- The Washington Times - Sunday, January 12, 2014

Leading Republicans on Sunday rushed to the defense of embattled New Jersey Gov. Chris Christie as he contends with the so-called Bridgegate scandal that threatens to undermine his 2016 White House hopes.

Former New York City Mayor Rudy Giuliani, Ariozna Sen. John McCain and Republican National Committee Chairman Reince Priebus were among the top GOP figures who said Mr. Christie, the outspoken second-term governor who sits atop the Republican field in some early presidential primary polls, deserves credit for the way he’s handled the unfolding controversy.

“He admitted mistakes happen. He admitted he trusted people that lied to him,” Mr. Priebus said during an appearance on NBC’s “Meet the Press” on Sunday. Americans are “a forgiving people, but they’re forgiving when you take ownership, you make mistakes you take corrective action, and that’s what Chris Christie showed.”

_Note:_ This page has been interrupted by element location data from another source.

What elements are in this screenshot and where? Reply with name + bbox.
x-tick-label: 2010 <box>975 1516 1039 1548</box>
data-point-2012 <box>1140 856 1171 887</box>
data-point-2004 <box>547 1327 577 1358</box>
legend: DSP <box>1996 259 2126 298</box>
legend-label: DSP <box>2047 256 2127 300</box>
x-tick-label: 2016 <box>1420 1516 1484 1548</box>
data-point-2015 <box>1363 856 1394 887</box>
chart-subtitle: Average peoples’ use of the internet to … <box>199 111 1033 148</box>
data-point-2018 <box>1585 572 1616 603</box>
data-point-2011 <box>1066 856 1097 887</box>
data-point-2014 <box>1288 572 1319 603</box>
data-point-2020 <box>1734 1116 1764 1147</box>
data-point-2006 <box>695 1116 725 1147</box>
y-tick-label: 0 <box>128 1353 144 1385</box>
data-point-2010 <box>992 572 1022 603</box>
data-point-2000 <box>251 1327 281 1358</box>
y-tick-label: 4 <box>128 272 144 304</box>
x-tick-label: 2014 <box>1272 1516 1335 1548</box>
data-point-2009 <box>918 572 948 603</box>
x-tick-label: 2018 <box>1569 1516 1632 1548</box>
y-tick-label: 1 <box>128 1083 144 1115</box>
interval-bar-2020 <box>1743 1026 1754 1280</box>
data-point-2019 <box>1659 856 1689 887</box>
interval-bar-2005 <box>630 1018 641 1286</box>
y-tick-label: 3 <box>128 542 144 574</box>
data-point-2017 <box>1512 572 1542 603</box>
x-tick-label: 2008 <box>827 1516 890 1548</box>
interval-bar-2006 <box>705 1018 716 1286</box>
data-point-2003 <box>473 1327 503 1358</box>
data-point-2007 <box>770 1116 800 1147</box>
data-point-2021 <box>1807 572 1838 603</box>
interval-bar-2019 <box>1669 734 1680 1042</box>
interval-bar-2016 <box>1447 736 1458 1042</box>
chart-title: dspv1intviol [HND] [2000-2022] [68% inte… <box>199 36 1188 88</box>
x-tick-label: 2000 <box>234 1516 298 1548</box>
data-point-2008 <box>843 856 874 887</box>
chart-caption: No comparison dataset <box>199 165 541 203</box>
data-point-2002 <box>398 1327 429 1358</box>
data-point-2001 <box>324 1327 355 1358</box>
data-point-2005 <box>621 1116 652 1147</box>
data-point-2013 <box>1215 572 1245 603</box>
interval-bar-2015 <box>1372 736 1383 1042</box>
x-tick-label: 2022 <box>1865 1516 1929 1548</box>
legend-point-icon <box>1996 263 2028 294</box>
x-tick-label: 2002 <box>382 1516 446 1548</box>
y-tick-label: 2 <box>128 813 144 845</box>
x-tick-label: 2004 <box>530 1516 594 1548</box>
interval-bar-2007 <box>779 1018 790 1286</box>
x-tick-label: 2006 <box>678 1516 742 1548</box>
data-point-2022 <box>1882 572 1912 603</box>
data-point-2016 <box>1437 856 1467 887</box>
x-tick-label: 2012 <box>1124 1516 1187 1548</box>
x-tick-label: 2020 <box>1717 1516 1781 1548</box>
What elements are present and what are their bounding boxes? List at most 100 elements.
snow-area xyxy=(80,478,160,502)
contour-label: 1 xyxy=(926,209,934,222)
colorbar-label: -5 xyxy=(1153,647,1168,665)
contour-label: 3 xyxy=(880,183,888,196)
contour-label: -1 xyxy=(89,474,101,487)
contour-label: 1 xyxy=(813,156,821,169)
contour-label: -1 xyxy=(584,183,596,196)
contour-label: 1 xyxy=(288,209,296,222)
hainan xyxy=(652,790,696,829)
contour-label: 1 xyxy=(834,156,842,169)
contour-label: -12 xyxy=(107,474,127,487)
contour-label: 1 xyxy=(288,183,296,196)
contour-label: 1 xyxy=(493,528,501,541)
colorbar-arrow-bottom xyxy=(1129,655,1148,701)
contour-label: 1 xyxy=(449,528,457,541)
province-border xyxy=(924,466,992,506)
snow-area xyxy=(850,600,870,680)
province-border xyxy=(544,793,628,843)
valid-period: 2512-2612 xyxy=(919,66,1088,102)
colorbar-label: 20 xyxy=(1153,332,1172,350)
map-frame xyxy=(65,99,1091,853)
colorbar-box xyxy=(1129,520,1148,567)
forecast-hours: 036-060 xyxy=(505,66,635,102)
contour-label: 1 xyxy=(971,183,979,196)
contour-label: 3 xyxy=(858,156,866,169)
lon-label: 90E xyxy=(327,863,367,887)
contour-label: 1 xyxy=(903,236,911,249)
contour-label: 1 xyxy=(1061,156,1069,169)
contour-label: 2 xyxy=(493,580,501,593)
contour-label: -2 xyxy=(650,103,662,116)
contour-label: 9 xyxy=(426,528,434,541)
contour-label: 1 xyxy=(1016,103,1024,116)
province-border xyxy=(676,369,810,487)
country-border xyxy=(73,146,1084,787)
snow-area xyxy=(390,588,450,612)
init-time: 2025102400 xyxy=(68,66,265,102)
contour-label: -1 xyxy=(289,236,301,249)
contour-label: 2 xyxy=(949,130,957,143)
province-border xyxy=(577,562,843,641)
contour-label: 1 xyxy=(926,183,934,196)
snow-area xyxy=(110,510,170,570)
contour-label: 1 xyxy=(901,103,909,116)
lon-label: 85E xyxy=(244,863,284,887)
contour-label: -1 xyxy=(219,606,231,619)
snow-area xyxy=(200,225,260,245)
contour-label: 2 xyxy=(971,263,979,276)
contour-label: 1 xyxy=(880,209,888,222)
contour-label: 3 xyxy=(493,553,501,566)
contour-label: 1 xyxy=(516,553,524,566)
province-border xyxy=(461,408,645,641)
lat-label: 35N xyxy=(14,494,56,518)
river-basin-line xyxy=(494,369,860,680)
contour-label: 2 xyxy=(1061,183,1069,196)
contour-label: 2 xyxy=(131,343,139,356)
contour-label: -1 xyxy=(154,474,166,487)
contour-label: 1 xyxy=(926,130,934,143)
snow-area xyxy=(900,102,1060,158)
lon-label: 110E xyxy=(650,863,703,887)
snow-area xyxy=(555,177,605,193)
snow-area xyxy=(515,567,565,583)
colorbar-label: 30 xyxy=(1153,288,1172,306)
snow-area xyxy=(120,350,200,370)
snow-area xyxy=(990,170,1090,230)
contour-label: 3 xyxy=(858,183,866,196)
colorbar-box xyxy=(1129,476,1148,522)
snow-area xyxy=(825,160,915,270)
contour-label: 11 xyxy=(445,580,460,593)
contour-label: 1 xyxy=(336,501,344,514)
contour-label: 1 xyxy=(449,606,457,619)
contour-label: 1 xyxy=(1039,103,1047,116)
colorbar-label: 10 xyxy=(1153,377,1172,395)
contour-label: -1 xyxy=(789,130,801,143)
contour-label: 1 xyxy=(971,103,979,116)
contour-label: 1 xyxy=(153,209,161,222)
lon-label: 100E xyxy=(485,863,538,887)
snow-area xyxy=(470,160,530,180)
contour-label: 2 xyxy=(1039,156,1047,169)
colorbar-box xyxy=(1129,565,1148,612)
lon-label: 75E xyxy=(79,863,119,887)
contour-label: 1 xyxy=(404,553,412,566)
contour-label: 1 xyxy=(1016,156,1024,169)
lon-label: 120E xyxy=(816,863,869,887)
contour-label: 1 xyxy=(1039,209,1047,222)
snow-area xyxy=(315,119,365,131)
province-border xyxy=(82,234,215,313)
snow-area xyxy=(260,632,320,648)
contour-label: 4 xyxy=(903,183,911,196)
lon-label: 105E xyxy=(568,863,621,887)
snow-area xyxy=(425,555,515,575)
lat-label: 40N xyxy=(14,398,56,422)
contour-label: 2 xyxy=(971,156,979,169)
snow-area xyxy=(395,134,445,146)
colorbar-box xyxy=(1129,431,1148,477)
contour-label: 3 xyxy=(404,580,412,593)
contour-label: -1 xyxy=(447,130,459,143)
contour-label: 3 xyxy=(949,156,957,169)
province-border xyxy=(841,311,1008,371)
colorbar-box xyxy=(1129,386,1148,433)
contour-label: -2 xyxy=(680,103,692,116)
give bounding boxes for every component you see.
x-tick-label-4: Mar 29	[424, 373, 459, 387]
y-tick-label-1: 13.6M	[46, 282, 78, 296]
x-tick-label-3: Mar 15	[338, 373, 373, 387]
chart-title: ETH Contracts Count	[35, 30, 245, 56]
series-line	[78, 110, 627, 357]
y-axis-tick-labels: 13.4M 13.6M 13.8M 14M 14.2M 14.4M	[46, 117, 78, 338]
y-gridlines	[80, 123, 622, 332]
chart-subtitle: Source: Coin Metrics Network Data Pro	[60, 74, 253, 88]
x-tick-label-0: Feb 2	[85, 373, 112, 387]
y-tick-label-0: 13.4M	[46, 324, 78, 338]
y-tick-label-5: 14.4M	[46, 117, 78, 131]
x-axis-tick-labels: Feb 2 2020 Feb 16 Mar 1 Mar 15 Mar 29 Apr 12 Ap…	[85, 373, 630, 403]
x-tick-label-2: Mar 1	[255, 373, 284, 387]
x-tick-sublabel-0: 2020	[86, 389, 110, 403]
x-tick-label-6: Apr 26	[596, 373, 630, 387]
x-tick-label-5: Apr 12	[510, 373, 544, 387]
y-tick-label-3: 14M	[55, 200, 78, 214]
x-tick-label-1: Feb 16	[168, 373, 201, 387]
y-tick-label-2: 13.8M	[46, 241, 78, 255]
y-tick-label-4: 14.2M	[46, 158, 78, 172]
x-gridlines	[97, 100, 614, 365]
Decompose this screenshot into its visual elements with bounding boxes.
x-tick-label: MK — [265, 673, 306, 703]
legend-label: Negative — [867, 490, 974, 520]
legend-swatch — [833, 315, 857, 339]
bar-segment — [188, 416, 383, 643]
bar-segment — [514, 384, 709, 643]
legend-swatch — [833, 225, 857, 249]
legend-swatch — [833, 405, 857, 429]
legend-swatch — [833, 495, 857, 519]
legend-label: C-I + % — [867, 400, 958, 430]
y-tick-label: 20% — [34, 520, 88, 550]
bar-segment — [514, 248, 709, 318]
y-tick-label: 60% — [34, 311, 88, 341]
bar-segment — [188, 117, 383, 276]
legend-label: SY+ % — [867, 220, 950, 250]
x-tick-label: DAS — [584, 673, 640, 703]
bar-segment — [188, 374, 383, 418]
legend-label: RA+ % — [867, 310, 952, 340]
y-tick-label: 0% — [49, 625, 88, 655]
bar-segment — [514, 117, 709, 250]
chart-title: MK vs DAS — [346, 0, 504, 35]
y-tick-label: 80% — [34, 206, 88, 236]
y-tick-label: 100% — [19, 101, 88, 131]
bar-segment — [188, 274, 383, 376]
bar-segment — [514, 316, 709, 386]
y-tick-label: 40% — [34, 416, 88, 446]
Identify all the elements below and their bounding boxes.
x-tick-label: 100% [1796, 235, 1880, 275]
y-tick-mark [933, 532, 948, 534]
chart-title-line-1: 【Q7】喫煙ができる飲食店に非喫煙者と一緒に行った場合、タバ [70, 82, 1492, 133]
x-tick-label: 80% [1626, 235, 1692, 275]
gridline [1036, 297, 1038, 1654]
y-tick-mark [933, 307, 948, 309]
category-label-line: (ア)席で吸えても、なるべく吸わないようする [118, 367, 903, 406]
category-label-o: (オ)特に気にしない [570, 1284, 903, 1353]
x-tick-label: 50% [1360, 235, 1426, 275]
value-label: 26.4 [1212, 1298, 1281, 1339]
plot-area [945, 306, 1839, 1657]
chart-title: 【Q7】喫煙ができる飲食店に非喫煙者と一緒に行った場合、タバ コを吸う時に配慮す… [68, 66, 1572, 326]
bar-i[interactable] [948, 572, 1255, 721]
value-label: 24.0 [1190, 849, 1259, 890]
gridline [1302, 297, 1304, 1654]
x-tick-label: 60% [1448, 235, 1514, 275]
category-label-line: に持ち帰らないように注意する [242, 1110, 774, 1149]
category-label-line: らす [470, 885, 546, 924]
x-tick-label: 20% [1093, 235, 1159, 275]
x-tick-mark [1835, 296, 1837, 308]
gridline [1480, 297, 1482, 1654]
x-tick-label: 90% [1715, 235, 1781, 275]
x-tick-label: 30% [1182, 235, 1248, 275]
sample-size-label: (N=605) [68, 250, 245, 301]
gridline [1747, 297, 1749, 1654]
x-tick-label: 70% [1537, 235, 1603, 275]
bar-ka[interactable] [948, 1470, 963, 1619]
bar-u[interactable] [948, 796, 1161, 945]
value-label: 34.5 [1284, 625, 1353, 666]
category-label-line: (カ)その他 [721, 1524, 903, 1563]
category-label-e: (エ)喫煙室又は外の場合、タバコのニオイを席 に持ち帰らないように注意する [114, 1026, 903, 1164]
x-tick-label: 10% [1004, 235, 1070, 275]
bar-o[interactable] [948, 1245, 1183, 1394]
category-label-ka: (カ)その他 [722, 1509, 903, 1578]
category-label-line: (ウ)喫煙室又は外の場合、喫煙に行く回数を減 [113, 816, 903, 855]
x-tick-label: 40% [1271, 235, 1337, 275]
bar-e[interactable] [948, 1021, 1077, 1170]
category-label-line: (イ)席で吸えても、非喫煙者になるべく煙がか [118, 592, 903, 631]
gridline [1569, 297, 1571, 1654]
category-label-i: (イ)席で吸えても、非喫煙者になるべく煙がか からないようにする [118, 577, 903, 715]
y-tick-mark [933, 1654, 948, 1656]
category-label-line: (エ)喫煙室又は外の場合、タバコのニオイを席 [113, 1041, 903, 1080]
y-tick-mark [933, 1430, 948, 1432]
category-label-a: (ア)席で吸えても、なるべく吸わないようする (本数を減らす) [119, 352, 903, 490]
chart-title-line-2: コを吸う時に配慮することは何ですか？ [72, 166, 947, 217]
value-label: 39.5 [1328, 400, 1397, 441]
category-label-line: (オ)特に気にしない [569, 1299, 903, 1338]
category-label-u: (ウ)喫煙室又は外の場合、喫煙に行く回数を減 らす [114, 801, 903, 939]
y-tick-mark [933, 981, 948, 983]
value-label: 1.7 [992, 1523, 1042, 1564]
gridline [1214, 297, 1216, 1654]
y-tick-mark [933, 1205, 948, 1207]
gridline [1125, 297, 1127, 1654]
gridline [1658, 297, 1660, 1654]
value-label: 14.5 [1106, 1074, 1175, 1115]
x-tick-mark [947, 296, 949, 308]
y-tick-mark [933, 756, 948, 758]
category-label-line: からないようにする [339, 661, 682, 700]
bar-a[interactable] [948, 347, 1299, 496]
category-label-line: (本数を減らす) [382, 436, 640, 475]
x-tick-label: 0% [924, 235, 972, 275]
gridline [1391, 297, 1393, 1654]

Last week, Mr. Christie cut ties with two top aides who helped orchestrate weeklong lane closures along the George Washington Bridge, which connects New York and New Jersey. The move apparently was political payback against Fort Lee, N.J., Mayor Mark Sokolich, a Democrat who didn’t endorse Mr. Christie’s re-election bid last year.

The matter has sparked both state and federal investigations and given Mr. Christie’s critics, who paint him as a bully bent on getting what he wants at all costs, additional ammunition.

While there is no evidence Mr. Christie knew anything about the situation, some Democrats believe his denials simply aren’t believable.

“I don’t think it’s credible for a governor to have his chief of staff, his communications director, his deputy chief of staff, all involved, his chief counsel, all involved in email communications on the day this took place and the days after talking not only about the problems that were created in Fort Lee but also talking about how to spin it to the press,” said state Assemblyman John Wisniewski, a Democrat who leads the Assembly’s Transportation Committee and is heading up a state investigation.

If evidence emerges that Mr. Christie did, in fact, have knowledge of the lane closures, Mr. Wisniewski said that may be grounds for impeachment.

Mr. Sokolich also weighed in on “Meet the Press,” saying he takes Mr. Christie “at his word” but said even if the governor didn’t know what was happening he certainly should have.

As the controversy swirls around him, Mr. Christie has plenty of allies coming to his aid.

In fact, if Sunday’s comments were any indication, the Republican Party establishment has become more passionate in its support of Mr. Christie, not less so.

Leading GOP strategist Karl Rove said on “Fox News Sunday” that the scandal will by no means sink Mr. Christie’s presidential hopes and that it will be hard for Democrats to use the issue against him.

Mr. McCain said he believes Mr. Christie did “an excellent job” of defusing the situation with last week’s 108-minute press conference and believes the governor can now move on.

Mr. Giuliani said he believes the scandal will “go away” in relatively short order.

Going a step further, Mr. Priebus argued that Mr. Christie actually has demonstrated a sharp contrast with President Obama. The president, Mr. Priebus said, failed to hold anyone accountable following the Sept. 11, 2012, terrorist attack in Benghazi, Libya, the botched rollout of HealthCare.gov, last year’s revelation that the IRS targeted conservative groups and other recent incidents.

The outspoken support of Mr. Giuliani, Mr. McCain and others, however, does not mean Mr. Christie is out of the woods.

While thousands of pages of internal emails and text messages from top officials in the Christie administration and executives at the Port Authority of New York and New Jersey do not show Mr. Christie was directly involved, they do paint a clear picture that numerous aides and allies of the governor had a hand in the lane closures.

Given Mr. Christie’s reputation as attentive to detail — critics call him a control freak — the sheer volume of texts and emails between his aides may make it difficult to believe the governor was out of the loop.

But there’s a legitimate reason why he may have been uninformed, according to Mr. Giuliani.

“Frankly, he was in campaign mode at the time. During campaign mode, you miss a lot of things. You’re not paying as much attention,” he said.

Mr. Christie won a landslide re-election victory last November.